The above description is only a specific embodiment of the present invention, but the scope of protection of the present invention is not limited. In this regard, any person skilled in the art can easily conceive changes or substitutions within the scope of the present invention. Therefore, the scope of the invention should be determined by the scope of the claims.

Claims

Rights request

A method for storing data, comprising:

Establish a hotspot data model based on the original data records;

Extracting hotspot data from the original data record or the new data record according to the hotspot data model;

The filtered hotspot data is stored in the first storage device.

2. The method according to claim 1, further comprising:

The data record in the original data record that is not the hotspot data is stored in the second storage device, wherein the storage rate of the first storage device is higher than the storage rate of the second storage device.

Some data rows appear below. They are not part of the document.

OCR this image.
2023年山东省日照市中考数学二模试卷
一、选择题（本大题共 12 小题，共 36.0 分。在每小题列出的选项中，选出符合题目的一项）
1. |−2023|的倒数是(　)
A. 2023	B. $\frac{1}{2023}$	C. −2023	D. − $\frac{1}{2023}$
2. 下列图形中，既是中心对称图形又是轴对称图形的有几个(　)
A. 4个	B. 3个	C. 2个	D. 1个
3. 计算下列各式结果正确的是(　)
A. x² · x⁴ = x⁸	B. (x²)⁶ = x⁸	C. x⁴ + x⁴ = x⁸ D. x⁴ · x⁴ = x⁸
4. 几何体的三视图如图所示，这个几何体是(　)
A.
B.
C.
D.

3. The method according to claim 2, further comprising:

Upon receiving the query request, the query is optimized to generate a corresponding execution plan; data is obtained from the first storage device and the second storage device, respectively, according to the execution plan.

The method according to any one of claims 1 to 3, further comprising: re-executing the process of establishing a hotspot data model if the hotspot data model expires, and according to The established hotspot data model updates hotspot data in the first storage device.

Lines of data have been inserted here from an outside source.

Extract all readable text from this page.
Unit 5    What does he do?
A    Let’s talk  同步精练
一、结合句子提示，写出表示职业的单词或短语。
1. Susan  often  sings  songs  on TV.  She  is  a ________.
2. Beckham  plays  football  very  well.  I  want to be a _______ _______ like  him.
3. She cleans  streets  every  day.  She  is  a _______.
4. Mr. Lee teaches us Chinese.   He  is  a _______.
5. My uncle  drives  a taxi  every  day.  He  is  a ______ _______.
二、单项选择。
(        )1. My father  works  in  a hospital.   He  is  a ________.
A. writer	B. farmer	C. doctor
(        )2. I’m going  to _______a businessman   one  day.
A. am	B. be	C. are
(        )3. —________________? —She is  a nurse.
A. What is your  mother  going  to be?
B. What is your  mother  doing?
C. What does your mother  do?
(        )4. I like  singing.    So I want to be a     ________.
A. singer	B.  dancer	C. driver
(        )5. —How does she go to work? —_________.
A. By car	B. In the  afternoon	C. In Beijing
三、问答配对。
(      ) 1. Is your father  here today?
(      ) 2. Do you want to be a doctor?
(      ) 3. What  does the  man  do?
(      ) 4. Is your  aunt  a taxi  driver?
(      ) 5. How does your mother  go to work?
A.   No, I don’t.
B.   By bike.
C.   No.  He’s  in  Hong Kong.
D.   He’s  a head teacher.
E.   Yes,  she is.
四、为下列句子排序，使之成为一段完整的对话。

The method according to any one of claims 1 to 4, wherein the expiration of the hotspot data model comprises: the life cycle of the hotspot data model exceeds a preset time or the hotspot data is in the The hit rate in the first storage device is too low.

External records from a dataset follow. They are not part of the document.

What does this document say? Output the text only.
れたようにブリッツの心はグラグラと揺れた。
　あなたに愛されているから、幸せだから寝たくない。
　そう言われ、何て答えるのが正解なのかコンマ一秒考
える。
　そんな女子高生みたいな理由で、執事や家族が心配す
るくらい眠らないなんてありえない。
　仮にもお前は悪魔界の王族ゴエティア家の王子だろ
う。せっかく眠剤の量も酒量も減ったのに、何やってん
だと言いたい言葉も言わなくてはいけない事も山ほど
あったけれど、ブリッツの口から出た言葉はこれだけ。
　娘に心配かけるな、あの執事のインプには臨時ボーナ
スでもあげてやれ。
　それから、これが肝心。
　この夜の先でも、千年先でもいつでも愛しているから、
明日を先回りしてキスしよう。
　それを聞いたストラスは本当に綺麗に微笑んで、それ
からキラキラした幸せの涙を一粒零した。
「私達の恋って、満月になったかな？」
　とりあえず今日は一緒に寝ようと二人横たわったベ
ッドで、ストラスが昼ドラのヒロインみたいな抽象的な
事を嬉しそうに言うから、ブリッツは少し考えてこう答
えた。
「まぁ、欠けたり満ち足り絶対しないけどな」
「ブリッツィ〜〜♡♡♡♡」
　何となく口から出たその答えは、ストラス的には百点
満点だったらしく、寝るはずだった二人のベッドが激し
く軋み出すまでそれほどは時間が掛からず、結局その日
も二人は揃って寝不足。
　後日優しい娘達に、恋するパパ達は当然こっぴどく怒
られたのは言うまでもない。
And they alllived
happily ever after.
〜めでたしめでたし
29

The method according to any one of claims 1 to 5, wherein the first storage device is a high-speed storage device, and the hot data model is established based on the original data record, including:

Extracting a sample data record from the original data record;

Determining the number of hits of the sample data record;

The sample data record is used as a data source for establishing the hotspot data model, and the hotspot data model is established based on the number of hits.

7. A device for storing data, comprising:

Establishing a module for establishing a hotspot data model based on the original data record;

a screening module, configured to filter hotspot data from the original data record or the new data record according to the hotspot data model; a storage module, configured to store the filtered hotspot data into the first storage device.

The device according to claim 7, wherein the storage module further stores a data record that is not hotspot data in the original data record into the second storage device, where the storage rate of the first storage device Higher than the storage rate of the second storage device.

9. The device according to claim 8, further comprising:

An optimization module, configured to optimize a query to generate a corresponding execution plan when receiving a query request;

And an obtaining module, configured to respectively acquire data from the first storage device and the second storage device according to the execution plan.

The apparatus according to any one of claims 7 to 9, wherein the establishing module further performs the process of establishing a hotspot data model in a case where the hotspot data model expires, and Updating hotspot data in the first storage device according to the re-established hotspot data model.

The apparatus according to any one of claims 7 to 10, wherein the expiration of the hotspot data model comprises: a life cycle of the hotspot data model exceeds a preset time or the hotspot data is in the The hit rate in the first storage device is too low.

The device according to any one of claims 7 to 11, wherein the first storage device is a high speed storage device, and the establishing module extracts a sample data record from the original data record. Determining a number of hits of the sample data record, using the sample data record as a data source for establishing the hotspot data model, and establishing the hotspot data model based on the number of hits.